Opolscy Niemcy wykorzystali aferę z festiwalem w Opolu?
Za skandal związany z Krajowym Festiwalem Piosenki Polskiej obwiniano polityków, artystów, a nawet bliżej niezidentyfikowane grupy nacisku. Prawicowe media do tej listy dorzuciły jeszcze jedną grupę, a mianowicie mniejszość niemiecką działającą w Polsce, która na zgliszczach "święta polskiej muzyki" zorganizować ma JugendFestivalMłodych.
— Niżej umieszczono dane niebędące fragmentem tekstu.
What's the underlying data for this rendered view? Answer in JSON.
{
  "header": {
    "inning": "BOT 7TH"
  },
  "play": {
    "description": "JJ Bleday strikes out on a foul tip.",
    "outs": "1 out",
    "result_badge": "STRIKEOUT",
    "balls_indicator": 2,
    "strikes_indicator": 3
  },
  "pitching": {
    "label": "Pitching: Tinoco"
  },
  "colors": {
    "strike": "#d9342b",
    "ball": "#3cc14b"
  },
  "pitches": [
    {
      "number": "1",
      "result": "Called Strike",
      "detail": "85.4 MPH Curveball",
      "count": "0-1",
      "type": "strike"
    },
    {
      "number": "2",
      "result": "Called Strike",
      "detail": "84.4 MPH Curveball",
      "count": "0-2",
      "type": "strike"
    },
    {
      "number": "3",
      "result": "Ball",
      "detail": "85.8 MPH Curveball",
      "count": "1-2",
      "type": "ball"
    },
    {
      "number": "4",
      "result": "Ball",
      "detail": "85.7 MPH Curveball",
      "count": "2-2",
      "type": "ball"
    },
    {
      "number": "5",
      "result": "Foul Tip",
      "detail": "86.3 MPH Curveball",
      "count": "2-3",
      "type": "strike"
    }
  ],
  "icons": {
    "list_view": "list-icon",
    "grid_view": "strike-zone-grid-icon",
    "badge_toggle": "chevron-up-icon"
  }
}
We wrześniu w Opolu odbędzie się festiwal, organizowany przez zrzeszone w Związku Niemieckich Stowarzyszeń Społeczno-Kulturalnych w Polsce organizacje mniejszości niemieckiej. Impreza ta skierowana jest do młodych ludzi, zainteresowanych pogłębieniem wiedzy o kulturze i języku niemieckim. Jak zapewnia rzecznik Towarzystwa Społeczno-Kulturalnego Niemców na Śląsku Opolskim, Joanna Hassa, przedsięwzięcie to ma na celu także pokazanie atrakcyjności naszego kraju.
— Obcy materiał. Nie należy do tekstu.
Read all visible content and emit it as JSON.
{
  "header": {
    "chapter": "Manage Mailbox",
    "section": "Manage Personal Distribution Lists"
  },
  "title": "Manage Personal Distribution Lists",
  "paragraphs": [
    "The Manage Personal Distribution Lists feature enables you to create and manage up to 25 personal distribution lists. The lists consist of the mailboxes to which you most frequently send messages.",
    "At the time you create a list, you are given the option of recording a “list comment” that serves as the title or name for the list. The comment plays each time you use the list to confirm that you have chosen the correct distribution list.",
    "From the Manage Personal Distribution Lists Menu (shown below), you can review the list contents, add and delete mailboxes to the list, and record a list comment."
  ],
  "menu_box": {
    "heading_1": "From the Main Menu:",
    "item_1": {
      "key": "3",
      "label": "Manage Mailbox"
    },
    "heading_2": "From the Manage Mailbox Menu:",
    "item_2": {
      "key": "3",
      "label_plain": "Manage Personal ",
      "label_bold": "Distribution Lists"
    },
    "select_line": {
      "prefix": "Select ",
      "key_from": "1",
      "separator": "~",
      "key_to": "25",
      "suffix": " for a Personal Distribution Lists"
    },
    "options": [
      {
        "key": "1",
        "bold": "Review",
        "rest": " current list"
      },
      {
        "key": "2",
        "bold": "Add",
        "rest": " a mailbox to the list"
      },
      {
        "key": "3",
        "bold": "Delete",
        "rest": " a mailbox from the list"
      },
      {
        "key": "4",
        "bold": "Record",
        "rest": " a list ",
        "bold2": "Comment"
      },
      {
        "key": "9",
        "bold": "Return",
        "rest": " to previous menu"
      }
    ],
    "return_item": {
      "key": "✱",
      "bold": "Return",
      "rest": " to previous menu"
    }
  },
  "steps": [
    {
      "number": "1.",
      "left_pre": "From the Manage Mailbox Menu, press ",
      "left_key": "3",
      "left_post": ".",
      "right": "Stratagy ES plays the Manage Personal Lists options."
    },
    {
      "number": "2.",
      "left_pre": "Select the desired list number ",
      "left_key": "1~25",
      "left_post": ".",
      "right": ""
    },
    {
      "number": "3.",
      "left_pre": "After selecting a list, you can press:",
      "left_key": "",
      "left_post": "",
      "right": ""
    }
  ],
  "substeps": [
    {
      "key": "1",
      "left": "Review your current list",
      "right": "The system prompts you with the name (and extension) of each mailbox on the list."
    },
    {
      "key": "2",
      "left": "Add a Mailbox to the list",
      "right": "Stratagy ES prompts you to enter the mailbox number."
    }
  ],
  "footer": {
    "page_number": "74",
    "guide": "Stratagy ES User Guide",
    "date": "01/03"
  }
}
- Oczywiście, uczestnicy spotkania mogą liczyć na kontakt z kulturą i językiem niemieckim, zarówno w profesjonalnym, jak i amatorskim wydaniu. Jednak nasz festiwal to także okazja do pokazania młodzieży - tej należącej do mniejszości, jak i ich kolegom zainteresowanym życiem u zachodniego sąsiada, że nie musi w poszukiwaniu atrakcji wyjeżdżać za granice naszego kraju. Ciekawie i kolorowo może być także w rodzinnych stronach - powiedziała Hassa podczas konferencji prasowej.
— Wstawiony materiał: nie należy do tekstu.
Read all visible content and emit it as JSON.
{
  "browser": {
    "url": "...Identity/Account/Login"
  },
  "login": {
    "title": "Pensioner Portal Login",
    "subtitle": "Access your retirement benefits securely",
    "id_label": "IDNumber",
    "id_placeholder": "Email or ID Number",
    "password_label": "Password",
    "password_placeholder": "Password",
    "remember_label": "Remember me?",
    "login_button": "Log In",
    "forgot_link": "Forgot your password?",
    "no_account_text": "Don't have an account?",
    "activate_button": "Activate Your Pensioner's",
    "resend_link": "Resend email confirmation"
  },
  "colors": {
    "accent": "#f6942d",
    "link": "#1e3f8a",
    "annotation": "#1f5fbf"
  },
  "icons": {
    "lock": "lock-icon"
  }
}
Chociaż nigdzie nie pojawia się informacja, że JugendFestivalMłodych zastąpić ma opolski festiwal, taka interpretacja publicystom prawicowych mediów wydaje się całkiem naturalna. Co prawda terminy planowanych imprez oraz ich miejsca się nie pokrywają, bowiem debiutująca impreza odbędzie się na terenie opolskiego DomEXPO, ale któż by zawracał sobie głowę takimi detalami. "Zamiast festiwalu polskiej piosenki odbędzie się impreza mniejszości niemieckiej JugendFestivalMłodych" głosi nagłówek artykułu zamieszczonego na portalu wPolityce.pl.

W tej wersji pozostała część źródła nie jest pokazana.